Она озадаченно смотрит на меня.
– Буквы? Или цифры?
– Нет, только музыку.
– Потрясающе. – Я улыбаюсь. – Помнишь, я сказал, что ты можешь играть на моем рояле, когда захочешь? Так вот, повторяю: пожалуйста, играй.
Ее улыбка болью отдается в моем паху.
– Спасибо, – шепчет Алессия. – Мне нравится рояль.
– А мне нравится тебя слушать.
И мы умолкаем, дружески улыбнувшись друг другу.
Спустя сорок минут я сворачиваю в тупичок в Брентфорде и останавливаюсь возле скромного домика. Уже стемнело, но в свете уличных фонарей я вижу, как в гостиной отодвигается штора, и за стеклом появляется лицо молодого человека.
«Ее приятель?»
«Обязательно надо выяснить».
– Твой приятель? – спрашиваю я. Сердце бьется о ребра, а в ушах стоит гул, пока я дожидаюсь ответа.

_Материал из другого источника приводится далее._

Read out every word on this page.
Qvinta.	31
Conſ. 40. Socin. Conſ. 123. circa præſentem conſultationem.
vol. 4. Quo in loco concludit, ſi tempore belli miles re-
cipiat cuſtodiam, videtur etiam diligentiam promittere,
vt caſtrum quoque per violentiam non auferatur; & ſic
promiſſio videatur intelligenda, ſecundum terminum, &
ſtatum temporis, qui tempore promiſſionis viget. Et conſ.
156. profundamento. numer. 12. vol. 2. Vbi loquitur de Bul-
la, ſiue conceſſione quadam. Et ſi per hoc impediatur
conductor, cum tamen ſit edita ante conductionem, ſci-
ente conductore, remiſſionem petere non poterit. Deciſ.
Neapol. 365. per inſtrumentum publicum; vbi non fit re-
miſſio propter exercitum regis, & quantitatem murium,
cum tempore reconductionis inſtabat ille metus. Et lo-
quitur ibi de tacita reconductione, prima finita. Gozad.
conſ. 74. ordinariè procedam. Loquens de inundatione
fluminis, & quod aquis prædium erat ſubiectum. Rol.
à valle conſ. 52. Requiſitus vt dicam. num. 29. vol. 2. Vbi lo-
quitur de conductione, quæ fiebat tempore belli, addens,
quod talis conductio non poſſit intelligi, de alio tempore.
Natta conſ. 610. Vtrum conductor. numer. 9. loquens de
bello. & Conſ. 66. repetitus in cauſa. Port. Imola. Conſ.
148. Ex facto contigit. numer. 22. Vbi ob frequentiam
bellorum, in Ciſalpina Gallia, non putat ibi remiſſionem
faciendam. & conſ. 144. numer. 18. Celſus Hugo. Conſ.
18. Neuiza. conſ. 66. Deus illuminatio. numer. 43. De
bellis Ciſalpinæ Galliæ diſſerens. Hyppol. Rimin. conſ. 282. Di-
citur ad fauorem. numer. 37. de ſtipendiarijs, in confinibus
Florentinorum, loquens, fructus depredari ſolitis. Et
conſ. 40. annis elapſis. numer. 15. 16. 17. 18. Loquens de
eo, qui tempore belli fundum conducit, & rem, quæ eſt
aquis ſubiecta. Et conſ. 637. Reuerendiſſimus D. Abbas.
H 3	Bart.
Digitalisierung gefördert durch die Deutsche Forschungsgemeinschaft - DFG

Она смеется тихо, мелодично, и я, не сдержавшись, широко улыбаюсь. Я впервые слышу ее смех и хотел бы услышать его снова… и снова.
– Нет. Это Михал. Сын Магды. Ему четырнадцать лет.
– Да? Высокий мальчик!
– Он такой. – Ее лицо освещает улыбка, и меня пронзает острый укол ревности. Парень ей явно нравится. – Это дом Магды.
– Понятно. Твоей подруги?
– Да. Подруга моей матери. Они… как это называется… подруги по переписке.
– Я и не знал, что такое еще бывает. Они встречались?